How to "See" the Sharpness

  There are several ways to determine if an edge is sharp. Try cutting something, such as paper,rope, or cardboard. A simple and more sure–fire method is to look at it carefully. If the edge is the slightest bit dull, there will be a glint which is a reflection of light on the facet, which is the rounded edge. When the edge is perfectly sharp, there will be no visible glint, even when held opposite a strong light.

Hand–Sharpening

  A knifemaker should become expert in hand sharpening. Not only will you need to sharpen in the field, but you will need to instruct your customers on the best ways to obtain a good edge quickly with hand tools.

Tools

  A fine sharpening steel is a good tool for maintaining an edge. If the edge becomes dull and needs sharpening, use one or more clean, good quality whetstones. The cheap varieties that are soft and porous are not good knife-sharpening tools.
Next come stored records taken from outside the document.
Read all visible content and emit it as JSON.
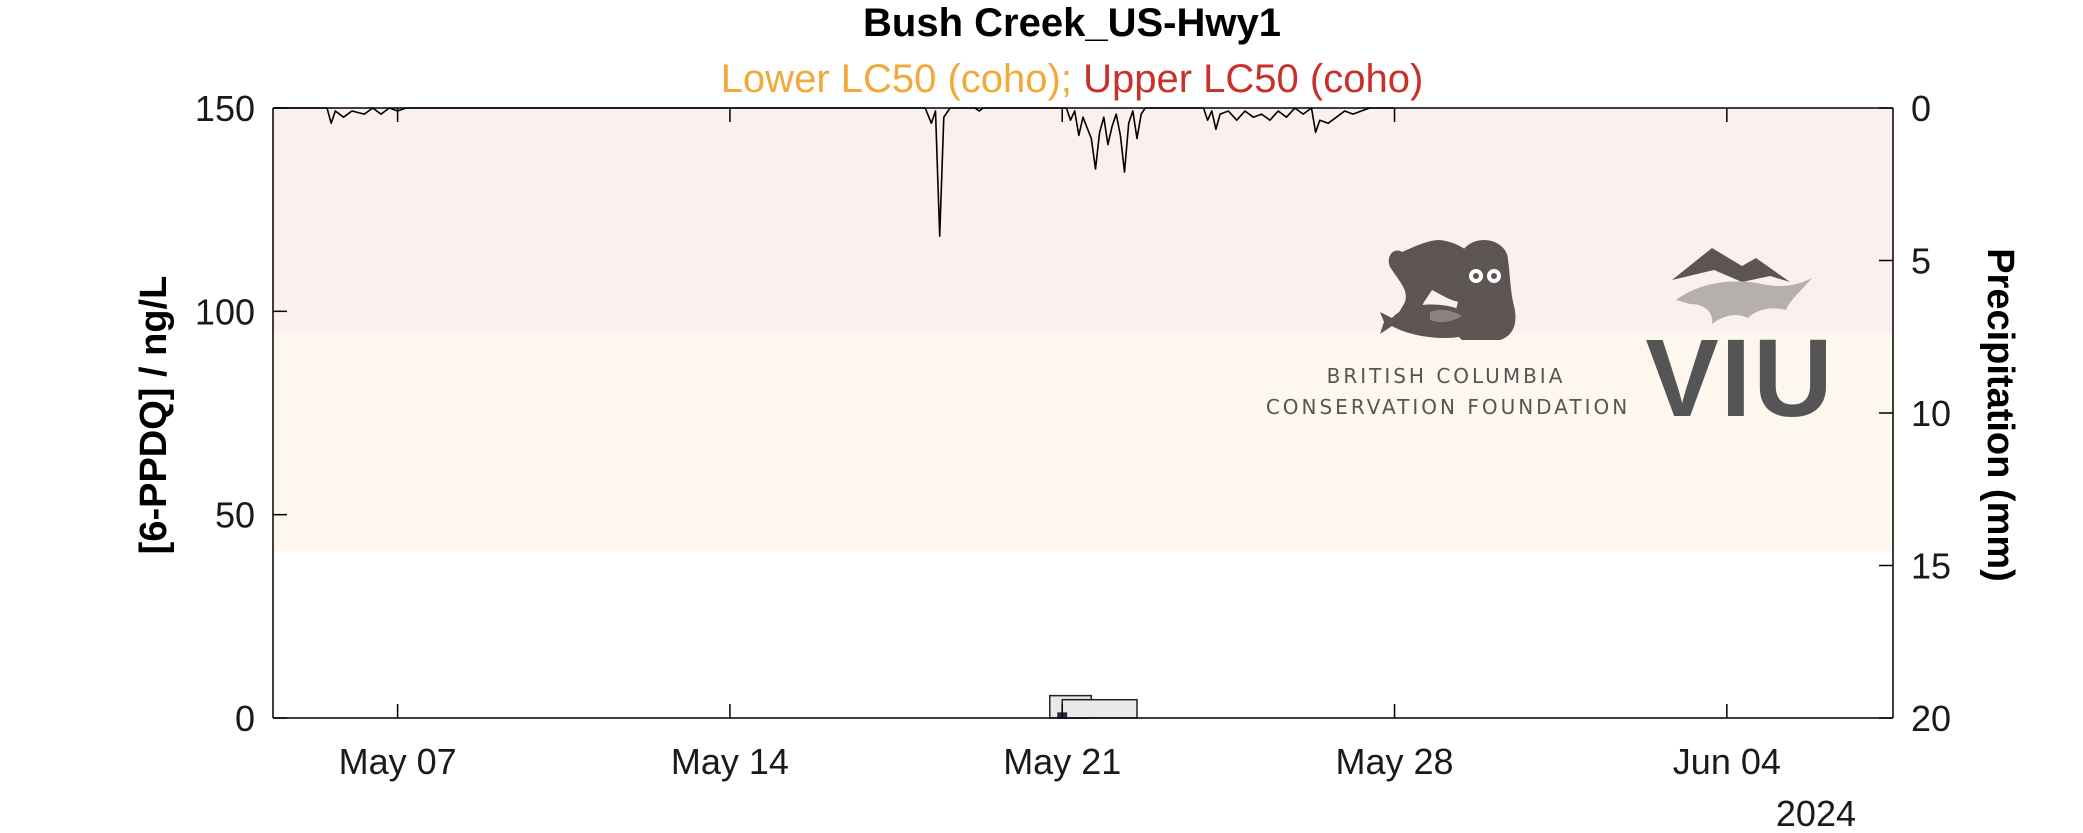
{
  "chart_data": {
    "type": "line",
    "title": "Bush Creek_US-Hwy1",
    "subtitle_parts": [
      {
        "text": "Lower LC50 (coho)",
        "color": "#f2a93b"
      },
      {
        "text": "; ",
        "color": "#f2a93b"
      },
      {
        "text": "Upper LC50 (coho)",
        "color": "#c8302a"
      }
    ],
    "ylabel_left": "[6-PPDQ] / ng/L",
    "ylabel_right": "Precipitation (mm)",
    "ylim_left": [
      0,
      150
    ],
    "ylim_right_reversed": [
      0,
      20
    ],
    "yticks_left": [
      0,
      50,
      100,
      150
    ],
    "yticks_right": [
      0,
      5,
      10,
      15,
      20
    ],
    "x_domain_days": [
      0,
      39
    ],
    "x_ticks": [
      {
        "day": 3,
        "label": "May 07"
      },
      {
        "day": 11,
        "label": "May 14"
      },
      {
        "day": 19,
        "label": "May 21"
      },
      {
        "day": 27,
        "label": "May 28"
      },
      {
        "day": 35,
        "label": "Jun 04"
      }
    ],
    "x_year_label": "2024",
    "bands": [
      {
        "name": "Lower LC50 (coho)",
        "from": 41,
        "to": 95,
        "color": "#fdf7ee"
      },
      {
        "name": "Upper LC50 (coho)",
        "from": 95,
        "to": 150,
        "color": "#fbeff0"
      }
    ],
    "precipitation": [
      [
        0,
        0
      ],
      [
        1.3,
        0
      ],
      [
        1.4,
        0.5
      ],
      [
        1.5,
        0.1
      ],
      [
        1.7,
        0.3
      ],
      [
        1.9,
        0.1
      ],
      [
        2.2,
        0.2
      ],
      [
        2.4,
        0
      ],
      [
        2.6,
        0.2
      ],
      [
        2.8,
        0
      ],
      [
        3.0,
        0.1
      ],
      [
        3.2,
        0
      ],
      [
        15.7,
        0
      ],
      [
        15.85,
        0.5
      ],
      [
        15.95,
        0.1
      ],
      [
        16.05,
        4.2
      ],
      [
        16.15,
        0.3
      ],
      [
        16.3,
        0
      ],
      [
        16.9,
        0
      ],
      [
        17.0,
        0.1
      ],
      [
        17.1,
        0
      ],
      [
        19.1,
        0
      ],
      [
        19.2,
        0.4
      ],
      [
        19.3,
        0.1
      ],
      [
        19.4,
        0.9
      ],
      [
        19.5,
        0.3
      ],
      [
        19.7,
        1.0
      ],
      [
        19.8,
        2.0
      ],
      [
        19.9,
        0.8
      ],
      [
        20.0,
        0.3
      ],
      [
        20.1,
        1.2
      ],
      [
        20.2,
        0.6
      ],
      [
        20.3,
        0.2
      ],
      [
        20.4,
        0.9
      ],
      [
        20.5,
        2.1
      ],
      [
        20.6,
        0.5
      ],
      [
        20.7,
        0.1
      ],
      [
        20.8,
        1.0
      ],
      [
        20.9,
        0.2
      ],
      [
        21.0,
        0
      ],
      [
        22.4,
        0
      ],
      [
        22.5,
        0.4
      ],
      [
        22.6,
        0.1
      ],
      [
        22.7,
        0.7
      ],
      [
        22.8,
        0.2
      ],
      [
        23.0,
        0.1
      ],
      [
        23.2,
        0.4
      ],
      [
        23.4,
        0.1
      ],
      [
        23.6,
        0.3
      ],
      [
        23.8,
        0.2
      ],
      [
        24.0,
        0.4
      ],
      [
        24.2,
        0.1
      ],
      [
        24.4,
        0.3
      ],
      [
        24.6,
        0
      ],
      [
        24.8,
        0.2
      ],
      [
        25.0,
        0
      ],
      [
        25.0,
        0
      ],
      [
        25.1,
        0.8
      ],
      [
        25.2,
        0.4
      ],
      [
        25.4,
        0.5
      ],
      [
        25.6,
        0.3
      ],
      [
        25.8,
        0.1
      ],
      [
        26.0,
        0.2
      ],
      [
        26.2,
        0.1
      ],
      [
        26.4,
        0
      ],
      [
        27.0,
        0
      ]
    ],
    "samples": [
      {
        "day": 18.7,
        "day_end": 19.7,
        "value": 5.5,
        "fill": "#e9e9e9"
      },
      {
        "day": 19.0,
        "day_end": 20.8,
        "value": 4.5,
        "fill": "#e9e9e9"
      },
      {
        "day": 18.9,
        "day_end": 19.1,
        "value": 1.2,
        "fill": "#1f2f5a"
      }
    ],
    "grid": false,
    "legend": "none"
  },
  "logos": {
    "bccf": {
      "line1": "BRITISH COLUMBIA",
      "line2": "CONSERVATION FOUNDATION",
      "icon": "bear-owl-salmon-icon"
    },
    "viu": {
      "text": "VIU",
      "icon": "mountain-leaf-icon"
    }
  },
  "colors": {
    "axis": "#000000",
    "precip_line": "#000000",
    "logo_gray": "#5c5553"
  }
}
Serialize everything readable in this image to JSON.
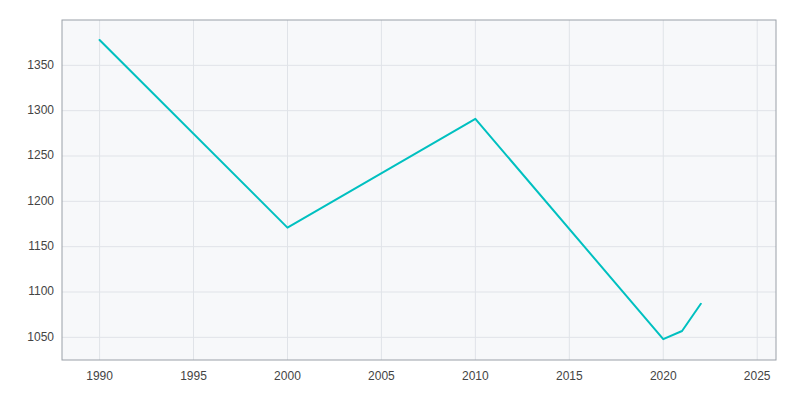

Higher quality carborundum stones with the smooth and coarse sides are good. Arkansas stones, similar to carborundum stones, come in a variety of grades, from coarse to exceedingly fine.

Cleaning the Whetstone

  It is important to keep the stone clean. Periodically wash the stone with soap and water, or use a solvent and a rag. Occasionally, it may be necessary to clean the pores of the stone if they are clogged up. To do this, soak the stone in kerosene, wrap tightly in a towel, and bake in a slow oven (250°F.).

Baking A Whetstone

Sharpening

  Start with a coarse stone if the knife is very dull. Stroke evenly, keeping the angle to the stone constant. If the knife is used hard, sharpen at a slightly steeper angle, say, about 18 degrees for vegetable knives, 20 degrees for camping knives, 22 degrees for cleavers and hatchets. Take full, even strokes in either or both directions. Evenly hone all parts of the cutting edge. Don't hit the edge of the stone; a small chip in the edge may dull the knife. If you press hard on the stone, without losing the proper angle, the knife will sharpen faster, getting just as sharp. Use a fine honing oil, or saliva, to keep the pores of the stone from clogging up, and wipe the surface of the stone frequently. Work from the coarser to the finer grit stones.

Working a fine edge on a utility skinner using a Washita stone.

Also shown are three other types of sharpening stones

Bring up the edge on a small chef's knife with a small, square fine India stone. With a small stone, it is handier to hold the knife against a firm surface and move the stone across it.

Same operation, using a fine moon stone, which is actually hard porcelain

Using a small porcelain rod. Available at a pottery kiln store for just a few cents, this small rod will sharpen a blade as quickly and as keenly as a large stone. Watch out you don't break one during us and cut your finger.

Feeling the edge with the thumb can tell you a little, but it is generally not a recommended test. To test sharpness cut some leather, cardboard, rope, paper. Or look at the edge as described in the text.

Stropping the Blade

  After the blade is sharpened on the stone, it may be stropped. This further sharpens the edge and, more important, makes an edge that will last longer. The relatively soft stropping leather rounds the microscopic tip of the edge slightly, making it stronger, as well as bringing it to a finer point. To strop the blade, rub some fine abrasive compound into the smooth side of a piece of a heavy leather strap, and work the blade, moving away from the edge. Repeat this operation until the edge is fine and smooth enough to slide across your fingernail without the slightest tendency to catch. A stropped edge is a higher quality edge, and should be touched up occasi0nal.ly on the strop, not on a steel or stone; otherwise, you will lose the microscopic rolled edge.

Maintenance of the Knife

  If the knives are made from old saw blades, they are high-carbon steel, and not stainless. Therefore, they are subject to discoloration and, if improperly cared for, corrosion and rust. Furthermore, if the handle is made from some organic material, such as wood or bone, this is also subject to decay. lt is therefore important to take certain simple precautions. A knife will stand abuse for short periods of time, such as on backpacking trips or in a survival situation. But it should be well cared for most of the time.

  First, the knife should be kept clean and dry. It can be washed with warm water and soap or mild detergent if necessary. Preferably, the knife will simply be wiped clean with a damp cloth. Occasionally, it should be lightly oiled on both the handle and blade. Any oil will do for the knife, but if it is used for food preparation, it is best to use vegetable, olive, or mineral oil. It may be harmful to the handle and the blade to leave the knife setting in dishwater or in a damp place. Rinse the knife with fresh water after exposure to salt water. The luster can be returned to tarnished carbon steel by hand polishing with certain compounds, such as powdered copper cleaner. There are a number of such compounds on the market. Or, you can rebuff the knife periodically, which should make it look exactly like new.